Dean dropped his arms and slid to the floor opposite her.

“Hang on a minute! Monastery? With monks?”

“Benedictine monks.”

He peered at her from under bushy eyebrows. “You want to be a religious person, like a nun, someday?”

Kelsey’s laugh pinged off the tiled walls. “No, I want to experience music in a different way. Sacred music has its own forms and delivery. It would be as if you decided to take a break from jazz dance and studied modern dance, maybe. A different path of creative development. For me, spiritual development, too.”

Dean flexed his feet and watched her ruffle her hair. She was still breathtaking to him,  a woman who had ways and ideas that stunned him.
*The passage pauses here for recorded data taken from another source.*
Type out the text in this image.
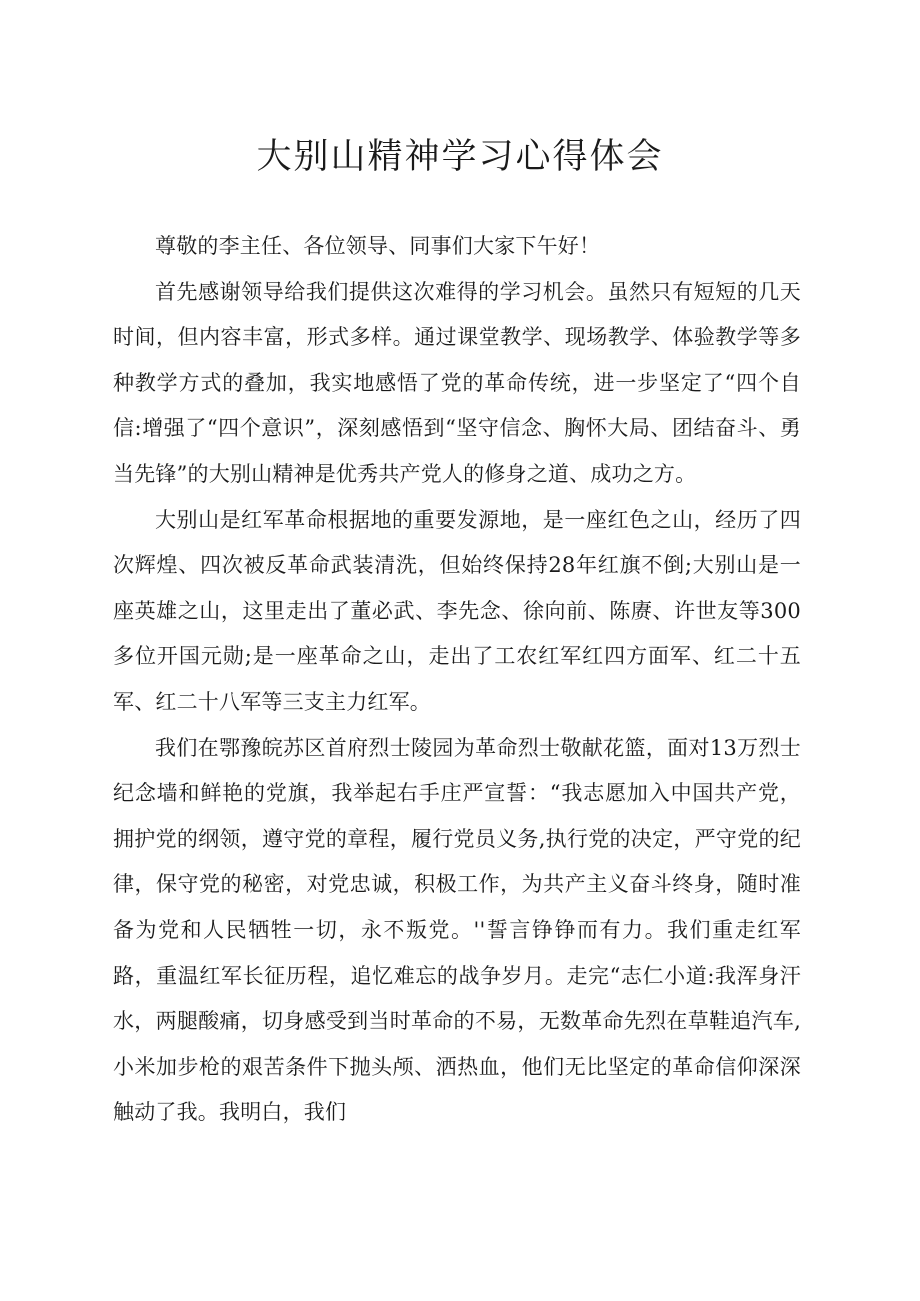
大别山精神学习心得体会

尊敬的李主任、各位领导、同事们大家下午好！

首先感谢领导给我们提供这次难得的学习机会。虽然只有短短的几天时间，但内容丰富，形式多样。通过课堂教学、现场教学、体验教学等多种教学方式的叠加，我实地感悟了党的革命传统，进一步坚定了“四个自信:增强了“四个意识”，深刻感悟到“坚守信念、胸怀大局、团结奋斗、勇当先锋”的大别山精神是优秀共产党人的修身之道、成功之方。

大别山是红军革命根据地的重要发源地，是一座红色之山，经历了四次辉煌、四次被反革命武装清洗，但始终保持28年红旗不倒;大别山是一座英雄之山，这里走出了董必武、李先念、徐向前、陈赓、许世友等300多位开国元勋;是一座革命之山，走出了工农红军红四方面军、红二十五军、红二十八军等三支主力红军。

我们在鄂豫皖苏区首府烈士陵园为革命烈士敬献花篮，面对13万烈士纪念墙和鲜艳的党旗，我举起右手庄严宣誓：“我志愿加入中国共产党，拥护党的纲领，遵守党的章程，履行党员义务,执行党的决定，严守党的纪律，保守党的秘密，对党忠诚，积极工作，为共产主义奋斗终身，随时准备为党和人民牺牲一切，永不叛党。''誓言铮铮而有力。我们重走红军路，重温红军长征历程，追忆难忘的战争岁月。走完“志仁小道:我浑身汗水，两腿酸痛，切身感受到当时革命的不易，无数革命先烈在草鞋追汽车,小米加步枪的艰苦条件下抛头颅、洒热血，他们无比坚定的革命信仰深深触动了我。我明白，我们
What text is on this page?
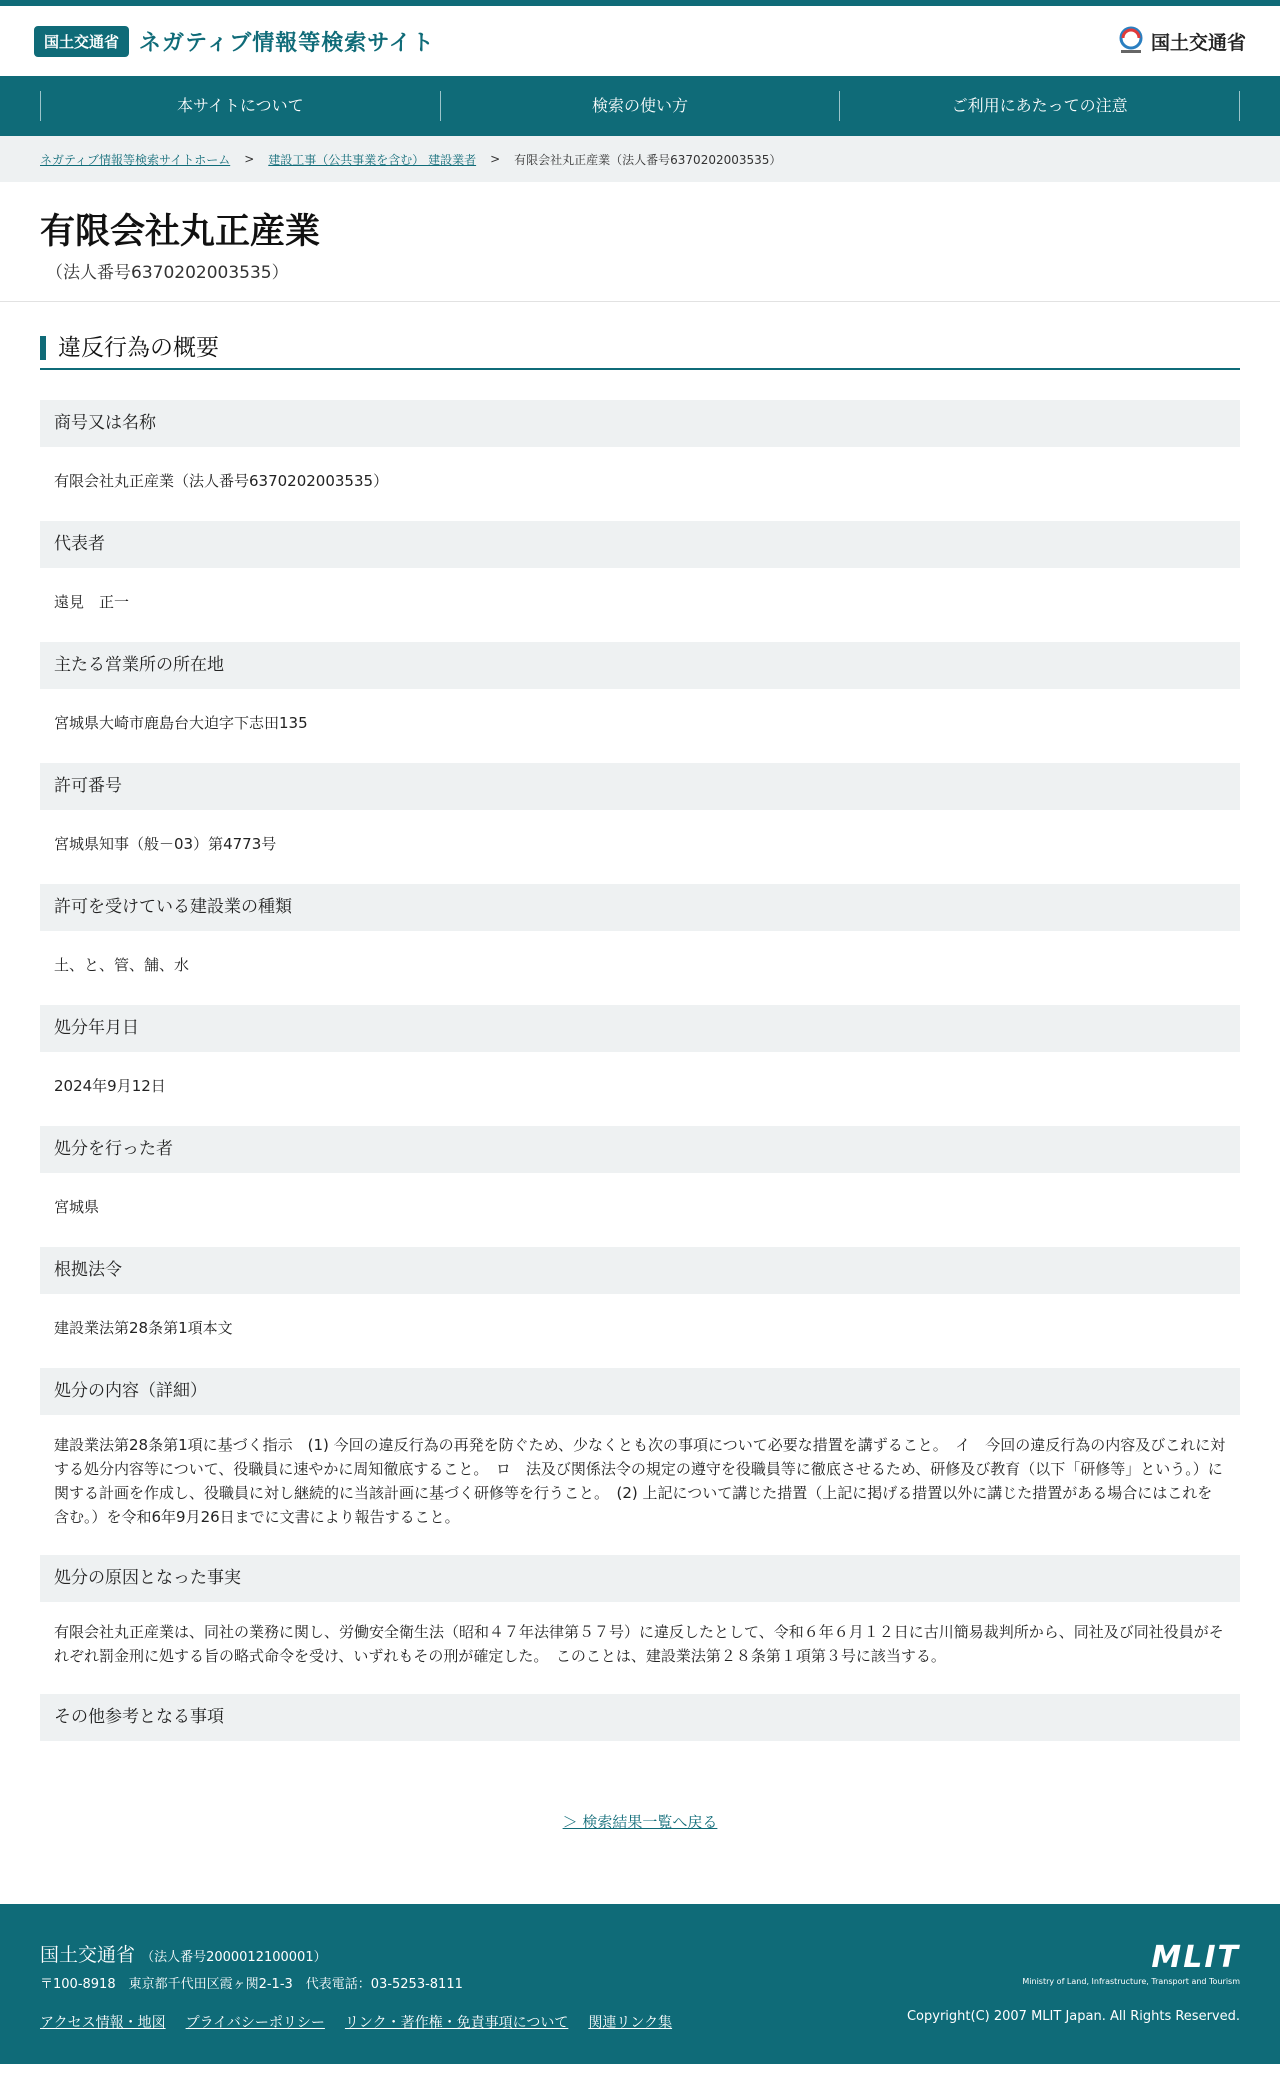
国土交通省 ネガティブ情報等検索サイト	国土交通省
本サイトについて	検索の使い方	ご利用にあたっての注意
ネガティブ情報等検索サイトホーム > 建設工事（公共事業を含む） 建設業者 > 有限会社丸正産業（法人番号6370202003535）
有限会社丸正産業
（法人番号6370202003535）
違反行為の概要
商号又は名称
有限会社丸正産業（法人番号6370202003535）
代表者
遠見　正一
主たる営業所の所在地
宮城県大崎市鹿島台大迫字下志田135
許可番号
宮城県知事（般－03）第4773号
許可を受けている建設業の種類
土、と、管、舗、水
処分年月日
2024年9月12日
処分を行った者
宮城県
根拠法令
建設業法第28条第1項本文
処分の内容（詳細）
建設業法第28条第1項に基づく指示　(1) 今回の違反行為の再発を防ぐため、少なくとも次の事項について必要な措置を講ずること。　イ　今回の違反行為の内容及びこれに対する処分内容等について、役職員に速やかに周知徹底すること。　ロ　法及び関係法令の規定の遵守を役職員等に徹底させるため、研修及び教育（以下「研修等」という。）に関する計画を作成し、役職員に対し継続的に当該計画に基づく研修等を行うこと。　(2) 上記について講じた措置（上記に掲げる措置以外に講じた措置がある場合にはこれを含む。）を令和6年9月26日までに文書により報告すること。
処分の原因となった事実
有限会社丸正産業は、同社の業務に関し、労働安全衛生法（昭和４７年法律第５７号）に違反したとして、令和６年６月１２日に古川簡易裁判所から、同社及び同社役員がそれぞれ罰金刑に処する旨の略式命令を受け、いずれもその刑が確定した。　このことは、建設業法第２８条第１項第３号に該当する。
その他参考となる事項
＞ 検索結果一覧へ戻る
国土交通省 （法人番号2000012100001）
〒100-8918　東京都千代田区霞ヶ関2-1-3　代表電話：03-5253-8111
アクセス情報・地図 プライバシーポリシー リンク・著作権・免責事項について 関連リンク集
MLIT
Ministry of Land, Infrastructure, Transport and Tourism
Copyright(C) 2007 MLIT Japan. All Rights Reserved.
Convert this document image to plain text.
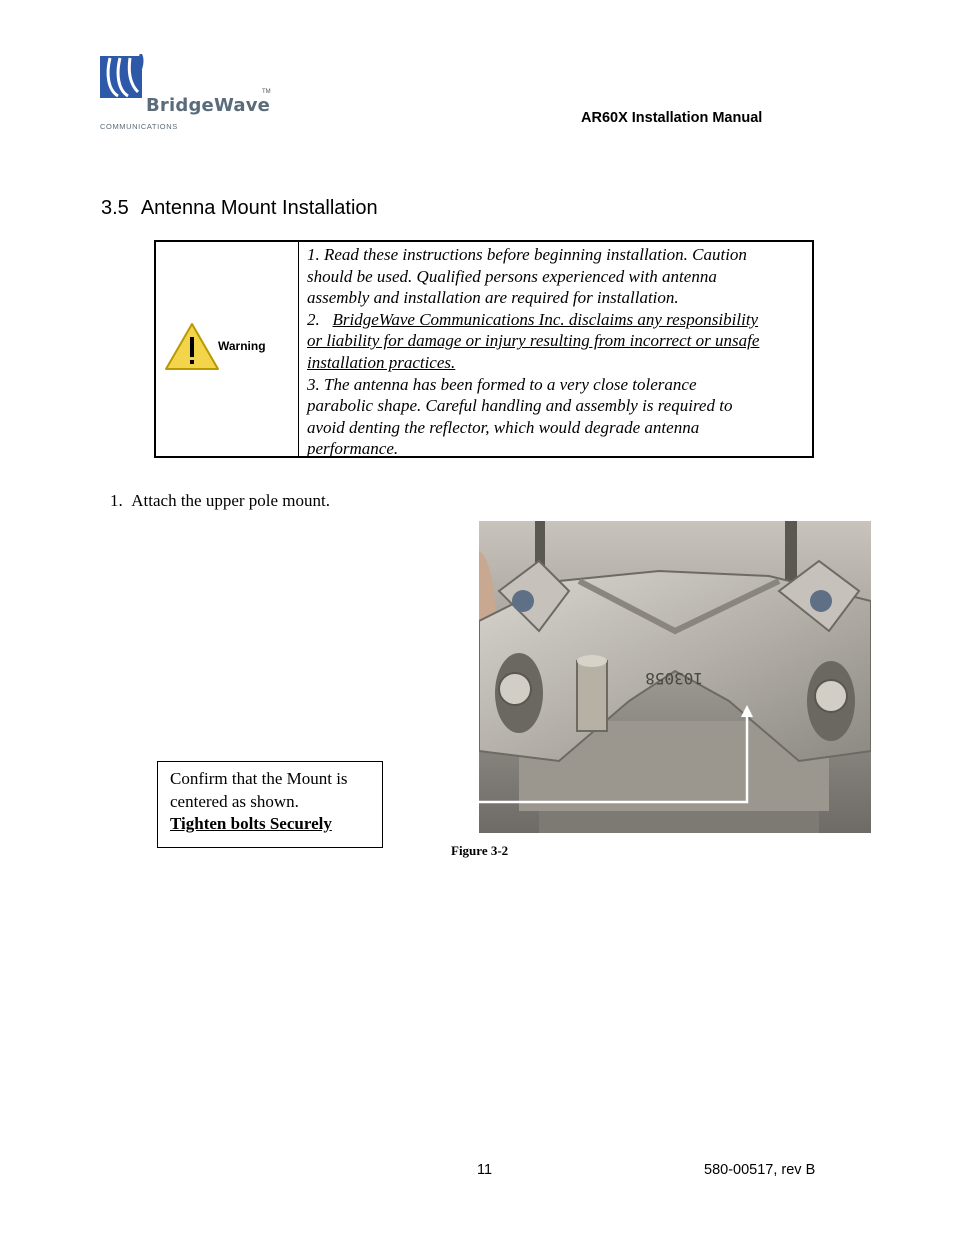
BridgeWave
TM
COMMUNICATIONS
AR60X Installation Manual
3.5 Antenna Mount Installation
Warning
1. Read these instructions before beginning installation. Caution
should be used. Qualified persons experienced with antenna
assembly and installation are required for installation.
2.   BridgeWave Communications Inc. disclaims any responsibility
or liability for damage or injury resulting from incorrect or unsafe
installation practices.
3. The antenna has been formed to a very close tolerance
parabolic shape. Careful handling and assembly is required to
avoid denting the reflector, which would degrade antenna
performance.
1. Attach the upper pole mount.
103058
Figure 3-2
Confirm that the Mount is
centered as shown.
Tighten bolts Securely
11	580-00517, rev B
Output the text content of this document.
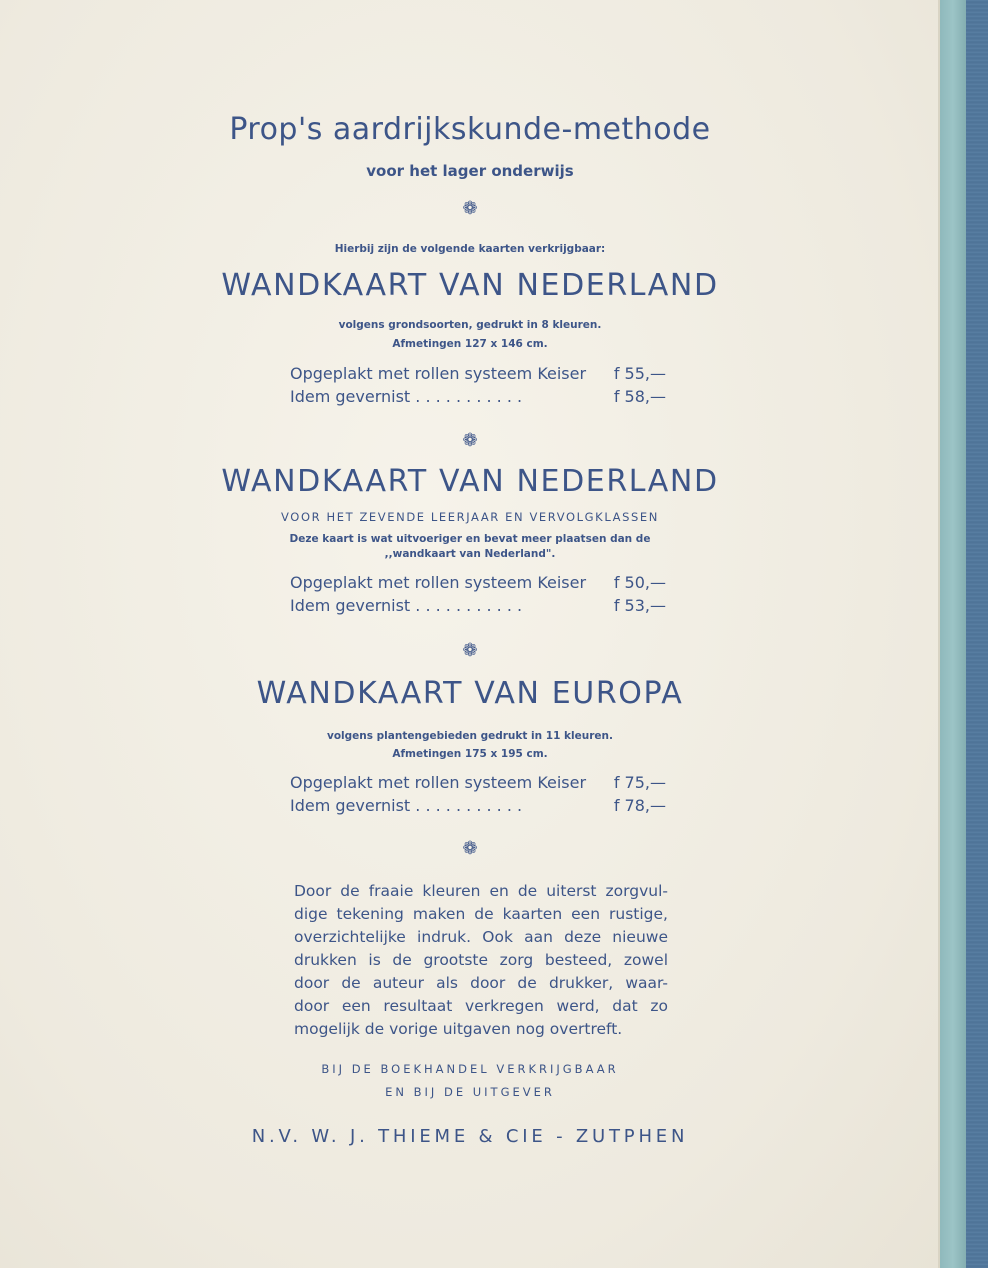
Prop's aardrijkskunde-methode

voor het lager onderwijs

❁

Hierbij zijn de volgende kaarten verkrijgbaar:

WANDKAART VAN NEDERLAND

volgens grondsoorten, gedrukt in 8 kleuren.

Afmetingen 127 x 146 cm.

Opgeplakt met rollen systeem Keiser f 55,—
Idem gevernist . . . . . . . . . . .	f 58,—

❁

WANDKAART VAN NEDERLAND

VOOR HET ZEVENDE LEERJAAR EN VERVOLGKLASSEN

Deze kaart is wat uitvoeriger en bevat meer plaatsen dan de

,,wandkaart van Nederland".

Opgeplakt met rollen systeem Keiser f 50,—
Idem gevernist . . . . . . . . . . .	f 53,—

❁

WANDKAART VAN EUROPA

volgens plantengebieden gedrukt in 11 kleuren.

Afmetingen 175 x 195 cm.

Opgeplakt met rollen systeem Keiser f 75,—
Idem gevernist . . . . . . . . . . .	f 78,—

❁

Door de fraaie kleuren en de uiterst zorgvul-
dige tekening maken de kaarten een rustige,
overzichtelijke indruk. Ook aan deze nieuwe
drukken is de grootste zorg besteed, zowel
door de auteur als door de drukker, waar-
door een resultaat verkregen werd, dat zo
mogelijk de vorige uitgaven nog overtreft.

BIJ DE BOEKHANDEL VERKRIJGBAAR

EN BIJ DE UITGEVER

N.V. W. J. THIEME & CIE - ZUTPHEN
He was surrounded by vanity and ego and aggressive competition. Yet he loved what he did. It had called to him  just as he music had called to her. And now it was taking her to a different level, a divergent path. He felt his core contract; he wanted to say it aloud.

“Have I told you how much–”

But Kelsey started to hum, then sing a wordless melody. He closed his eyes as a song took shape, lifting to the ceiling, dancing on the walls, reflecting off the mirrors and making its way across the distance between them. Into his chest. It was like a journey with prayer and yearning intertwined. It was her language; he listened and tried to hear her. It was like the ring of crystal. Pure. True.

He held her afterwards, calm only on the outside. Then she drifted to the living room and stood with her face to the window. When Dean left it was getting dark. He had to accept what was, didn’t he? He needed to walk, let his arms swing and his head empty out. He entered the park where they liked to picnic. If he had turned around he would have seen Kelsey in the distance leaning over the balcony, her gesturing hands saying wait, her face blurred by twilight but he was carried by the rhythm of his feet. The tempo: a brisk, solitary dance.